Here is a presentation Martin Adams from Express Telephony did at a BNI event


3 thoughts on “The Sociable Company

  1. Really interesting post John, there are lots of SMEs with the same ethos as Karen and Martin, and this project will highlight the care and dedication they put into their businesses. I know at first hand how much they care about their customers, as many times they have given up their personal life because they put the business first and serve it with total dedication. This is something that is sadly lacking in big business where people only work from 9-5. This is also where social media will win, because big orgs just don’t get IT, as you rightly say, they aren’t social, they exist to make profits. The smaller businesses are the lifeblood of this country, and its such a shame many are rural and at the wrong side of the digital divide.

  2. In response to John’s blog post, I’d like to say a big thank you to John for his kind words. We’ve only just started out on this journey together but already we’ve been hugely encouraged by John’s advice and ideas on how to use social media in our business. Express Telephony is an internet service provider connecting people to the infrastructure that gives them access to the digital world. But we’re also a communications service provider and we provide businesses with the best communication tools they can use once they are connected to the internet. In the last few years we have gone from a world that was ‘connected’ to a world that is now ‘hyperconnected’. Each new connection enables people to become members of a global society where consumers can easily communicate, not only with each other and with large organisations, but with SMEs and local businesses too. Social media may be viewed by some as just another channel of communication, but it is social communication on a huge scale. Small businesses are really at a disadvantage if they’re not using social media but we, like many others, have only been dipping our toe into the water to test it out. It is a great privilege for us to work with John on this project and he is giving us the confidence to jump in with both feet!

  3. In response to the comment made by Chris, I agree that we are probably no different from many other SMEs and the people who run them. Money will never be the sole motivator for most of us in the smaller enterprises. Instead we seek satisfaction from making a difference. We look at giving customers a better service experience and developing lasting relationships with them.
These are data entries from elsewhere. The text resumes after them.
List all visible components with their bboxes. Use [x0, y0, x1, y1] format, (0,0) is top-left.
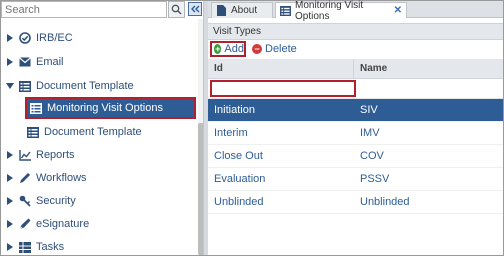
pen-icon	[19, 218, 31, 230]
tree-item-label: Monitoring Visit Options	[47, 102, 163, 114]
chart-icon	[19, 149, 31, 161]
list-icon	[19, 80, 31, 92]
tab-monitoring-visit-options[interactable]: Monitoring Visit Options ✕	[275, 0, 407, 22]
table-row[interactable]: Unblinded Unblinded	[208, 191, 503, 214]
tree-item-label: Email	[36, 56, 64, 68]
close-tab-icon[interactable]: ✕	[394, 5, 402, 16]
tab-about[interactable]: About	[211, 2, 273, 18]
double-chevron-left-icon	[191, 5, 200, 13]
tree-item-label: Workflows	[36, 172, 87, 184]
pencil-icon	[19, 172, 31, 184]
grid-header: Id Name	[208, 59, 503, 79]
check-circle-icon	[19, 32, 31, 44]
cell-id: Close Out	[214, 150, 263, 162]
tree-item-reports[interactable]: Reports	[1, 146, 75, 164]
navigation-panel: IRB/EC Email Document Template Document …	[1, 1, 204, 256]
tree-item-label: IRB/EC	[36, 32, 73, 44]
add-button[interactable]: + Add	[210, 41, 246, 57]
search-button[interactable]	[168, 1, 185, 18]
delete-button[interactable]: − Delete	[252, 41, 297, 57]
tree-item-label: Document Template	[36, 80, 134, 92]
cell-name: SIV	[360, 104, 378, 116]
tree-item-irb-ec[interactable]: IRB/EC	[1, 29, 73, 47]
tree-item-security[interactable]: Security	[1, 192, 76, 210]
tab-label: Monitoring Visit Options	[295, 0, 364, 22]
column-header-id[interactable]: Id	[214, 63, 223, 74]
key-icon	[19, 195, 31, 207]
column-header-name[interactable]: Name	[360, 63, 387, 74]
cell-name: COV	[360, 150, 384, 162]
content-panel: About Monitoring Visit Options ✕ Visit T…	[208, 0, 503, 255]
cell-id: Interim	[214, 127, 248, 139]
plus-icon: +	[214, 44, 222, 54]
cell-id: Evaluation	[214, 173, 266, 185]
collapse-arrow-icon[interactable]	[5, 83, 15, 89]
expand-arrow-icon[interactable]	[5, 197, 15, 205]
panel-title: Visit Types	[208, 23, 503, 40]
tree-item-document-template[interactable]: Document Template	[1, 77, 134, 95]
grid-icon	[19, 241, 31, 253]
filter-row	[208, 79, 503, 99]
list-icon	[30, 102, 42, 114]
tree-item-label: Document Template	[44, 126, 142, 138]
tree-item-label: Security	[36, 195, 76, 207]
list-icon	[27, 126, 39, 138]
expand-arrow-icon[interactable]	[5, 58, 15, 66]
table-row[interactable]: Close Out COV	[208, 145, 503, 168]
tab-bar: About Monitoring Visit Options ✕	[208, 0, 503, 22]
tree-item-monitoring-visit-options[interactable]: Monitoring Visit Options	[25, 97, 196, 119]
expand-arrow-icon[interactable]	[5, 243, 15, 251]
id-filter-input[interactable]	[210, 80, 356, 97]
cell-name: Unblinded	[360, 196, 410, 208]
expand-arrow-icon[interactable]	[5, 220, 15, 228]
add-button-label: Add	[224, 43, 244, 55]
search-input[interactable]	[1, 1, 167, 18]
collapse-panel-button[interactable]	[188, 2, 202, 16]
list-icon	[280, 5, 291, 16]
minus-icon: −	[252, 44, 262, 54]
tree-item-workflows[interactable]: Workflows	[1, 169, 87, 187]
table-row[interactable]: Evaluation PSSV	[208, 168, 503, 191]
table-row[interactable]: Interim IMV	[208, 122, 503, 145]
search-bar	[1, 1, 203, 19]
expand-arrow-icon[interactable]	[5, 151, 15, 159]
tree-item-email[interactable]: Email	[1, 53, 64, 71]
cell-name: PSSV	[360, 173, 390, 185]
tree-item-tasks[interactable]: Tasks	[1, 238, 64, 256]
table-row[interactable]: Initiation SIV	[208, 99, 503, 122]
expand-arrow-icon[interactable]	[5, 34, 15, 42]
grid-toolbar: + Add − Delete	[208, 40, 503, 59]
cell-name: IMV	[360, 127, 380, 139]
cell-id: Unblinded	[214, 196, 264, 208]
envelope-icon	[19, 56, 31, 68]
tree-item-label: Reports	[36, 149, 75, 161]
delete-button-label: Delete	[265, 43, 297, 55]
tree-item-label: Tasks	[36, 241, 65, 253]
tree-item-esignature[interactable]: eSignature	[1, 215, 89, 233]
search-icon	[171, 4, 182, 15]
tree-item-label: eSignature	[36, 218, 90, 230]
expand-arrow-icon[interactable]	[5, 174, 15, 182]
document-icon	[216, 5, 227, 16]
tab-label: About	[231, 5, 258, 16]
column-divider	[353, 59, 354, 79]
tree-item-document-template-child[interactable]: Document Template	[23, 123, 142, 141]
cell-id: Initiation	[214, 104, 255, 116]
As Chris mentions, we have to be flexible with our time and we have to be prepared to go that extra mile, something that larger organisations and industry giants find difficult to do. We appreciate the importance which businesses place on having their data and telephony services running smoothly. Perseverance is needed when trying to resolve any technical issues that may arise, especially when providing an internet service running over an aged and creaking copper network. Unfortunately, carrying out the repair or replacement of the physical network outside of the customer premises is the part that is out of our control but we can keep nagging those who are responsible for this. Regrettably this type of connection is still the only one available to most of us across the UK, and will be for the foreseeable future, unless you are lucky enough to reside in the area where Chris and members of her local community are building their own gigabit Fibre-to-the-Home network. B4RN is an amazing project being built by extraordinary people. Those remaining on the wrong side of the digital divide (including many city-based businesses and households) are understandably envious of the people in B4RN’s rural community who live and work in picturesque hamlets and are now receiving one of the world’s fastest internet connections. Kudos to Chris and the team at B4RN.